Tuesday, April 28, 2009

Best Way to See Porn?

Lowbrow Answer: Download it Online
This is so boring. Where's the thrill? Downloading porn is like taking candy from a baby when there's nobody around to stop you; it's too easy. Everyone knows that a stolen lollipop tastes better when you steal it from under the nose of a watchful mother, not when you find it on the ground.

The other problem with downloading porn is that you only ever get clips. How am I supposed to know what happens to the horny plumber and the slutty housewife if all I get of the story is them humping on a washing machine? What about her husband? Will she leave her children? Will the plumber finally finish his night school classes and get his degree in Anal Fuckology?

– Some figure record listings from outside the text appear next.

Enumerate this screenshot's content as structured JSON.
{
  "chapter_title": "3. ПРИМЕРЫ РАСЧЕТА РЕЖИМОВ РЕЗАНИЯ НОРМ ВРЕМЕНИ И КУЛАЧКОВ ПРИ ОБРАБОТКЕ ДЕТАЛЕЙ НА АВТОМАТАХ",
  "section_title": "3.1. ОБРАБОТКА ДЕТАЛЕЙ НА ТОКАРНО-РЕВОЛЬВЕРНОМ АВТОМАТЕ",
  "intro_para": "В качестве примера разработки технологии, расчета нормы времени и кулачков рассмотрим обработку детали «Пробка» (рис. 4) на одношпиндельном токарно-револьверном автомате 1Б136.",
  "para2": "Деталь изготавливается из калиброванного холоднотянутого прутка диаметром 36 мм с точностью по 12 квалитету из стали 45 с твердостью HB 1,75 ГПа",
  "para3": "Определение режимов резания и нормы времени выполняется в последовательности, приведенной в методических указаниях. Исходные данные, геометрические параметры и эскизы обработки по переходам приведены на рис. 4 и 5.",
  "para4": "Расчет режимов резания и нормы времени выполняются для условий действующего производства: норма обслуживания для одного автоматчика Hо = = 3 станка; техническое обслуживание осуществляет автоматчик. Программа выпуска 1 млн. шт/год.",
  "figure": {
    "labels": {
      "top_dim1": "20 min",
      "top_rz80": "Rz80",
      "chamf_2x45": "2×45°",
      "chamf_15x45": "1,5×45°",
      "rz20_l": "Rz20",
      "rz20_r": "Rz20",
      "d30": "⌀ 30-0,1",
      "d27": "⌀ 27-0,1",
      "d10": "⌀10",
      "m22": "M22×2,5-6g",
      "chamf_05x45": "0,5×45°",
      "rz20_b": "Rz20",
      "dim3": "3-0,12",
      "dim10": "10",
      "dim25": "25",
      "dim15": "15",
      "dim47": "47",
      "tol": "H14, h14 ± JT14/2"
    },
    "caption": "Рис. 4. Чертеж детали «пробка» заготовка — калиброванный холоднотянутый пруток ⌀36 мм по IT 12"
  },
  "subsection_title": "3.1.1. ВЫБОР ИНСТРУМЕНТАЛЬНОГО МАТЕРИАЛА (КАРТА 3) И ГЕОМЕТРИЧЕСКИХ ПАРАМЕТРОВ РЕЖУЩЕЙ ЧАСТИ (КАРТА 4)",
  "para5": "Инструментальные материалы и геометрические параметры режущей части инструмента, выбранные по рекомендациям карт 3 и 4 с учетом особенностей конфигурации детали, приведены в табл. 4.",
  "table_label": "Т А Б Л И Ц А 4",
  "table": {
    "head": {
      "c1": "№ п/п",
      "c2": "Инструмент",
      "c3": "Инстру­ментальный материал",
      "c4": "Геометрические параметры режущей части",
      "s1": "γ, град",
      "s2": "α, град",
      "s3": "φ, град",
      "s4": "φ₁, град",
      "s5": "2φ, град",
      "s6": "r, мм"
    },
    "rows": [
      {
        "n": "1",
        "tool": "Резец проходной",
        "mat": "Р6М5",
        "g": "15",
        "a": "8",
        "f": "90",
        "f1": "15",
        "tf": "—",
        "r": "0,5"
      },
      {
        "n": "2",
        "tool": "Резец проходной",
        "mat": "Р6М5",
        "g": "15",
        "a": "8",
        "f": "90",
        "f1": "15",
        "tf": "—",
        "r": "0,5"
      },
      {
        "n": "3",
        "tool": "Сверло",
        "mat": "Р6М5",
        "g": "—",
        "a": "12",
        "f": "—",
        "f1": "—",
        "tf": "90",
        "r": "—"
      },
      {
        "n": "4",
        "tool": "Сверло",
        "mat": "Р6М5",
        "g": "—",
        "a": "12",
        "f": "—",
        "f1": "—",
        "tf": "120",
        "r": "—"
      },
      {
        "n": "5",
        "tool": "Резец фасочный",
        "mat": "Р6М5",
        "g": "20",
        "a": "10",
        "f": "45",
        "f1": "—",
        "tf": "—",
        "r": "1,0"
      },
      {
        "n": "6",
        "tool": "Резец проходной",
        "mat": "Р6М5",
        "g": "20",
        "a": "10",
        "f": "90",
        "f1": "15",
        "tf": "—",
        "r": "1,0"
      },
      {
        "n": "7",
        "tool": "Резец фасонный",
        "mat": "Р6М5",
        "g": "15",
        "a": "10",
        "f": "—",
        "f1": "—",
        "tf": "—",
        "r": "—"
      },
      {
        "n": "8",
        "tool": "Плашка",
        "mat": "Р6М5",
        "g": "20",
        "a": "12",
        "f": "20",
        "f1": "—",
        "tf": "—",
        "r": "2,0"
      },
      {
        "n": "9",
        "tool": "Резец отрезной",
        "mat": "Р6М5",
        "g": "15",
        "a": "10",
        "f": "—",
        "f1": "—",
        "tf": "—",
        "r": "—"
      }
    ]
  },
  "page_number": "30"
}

Middlebrow Answer: Buy it from a Store
I like the idea of having the "Cum Dumpster 7" DVD on your shelf right next to "Rush Hour 2" and "The Usual Suspects." Buying porn is bold. It shows you have some knowledge of the genre, given you're willing to own certain titles permanently: "Yes, I do enjoy Peter North's early work, but I feel that his teabagging has lost its luster in recent years."

The problem here is the act of buying the DVD itself is sometimes a bit strange. You're standing in line at the adult video store across from the airport, an overweight, sweaty dude is in front of you, and he's carrying the entire "Ass Spelunking: The Cave of Wonders" series, and you have a slight erection from the video screens in the store that are playing footage of two blond lesbians rimming each other. Not exactly an upper-class experience, methinks.


Highbrow Answer: Go to a Theater
Does anybody even do this anymore? There's a theater in Los Angeles that I drive by all the time, but I've never seen anybody going in or coming out. Maybe the showings are all at midnight. Or even better, maybe they're all at 11.30 in the morning when everyone's at work. Only then do the upper elite porn socialites come out in their ball gowns and tuxedos for a screening of "The Pretty Titty Committee." Classy.

Watching porn in a theater is so intense. You get some Milk Duds and a Sprite on the way in and you sit down and watch people fuck each other for 2 hours with no pause button and no privacy. Sound kinda weird and not very much fun? That's exactly why it's highbrow.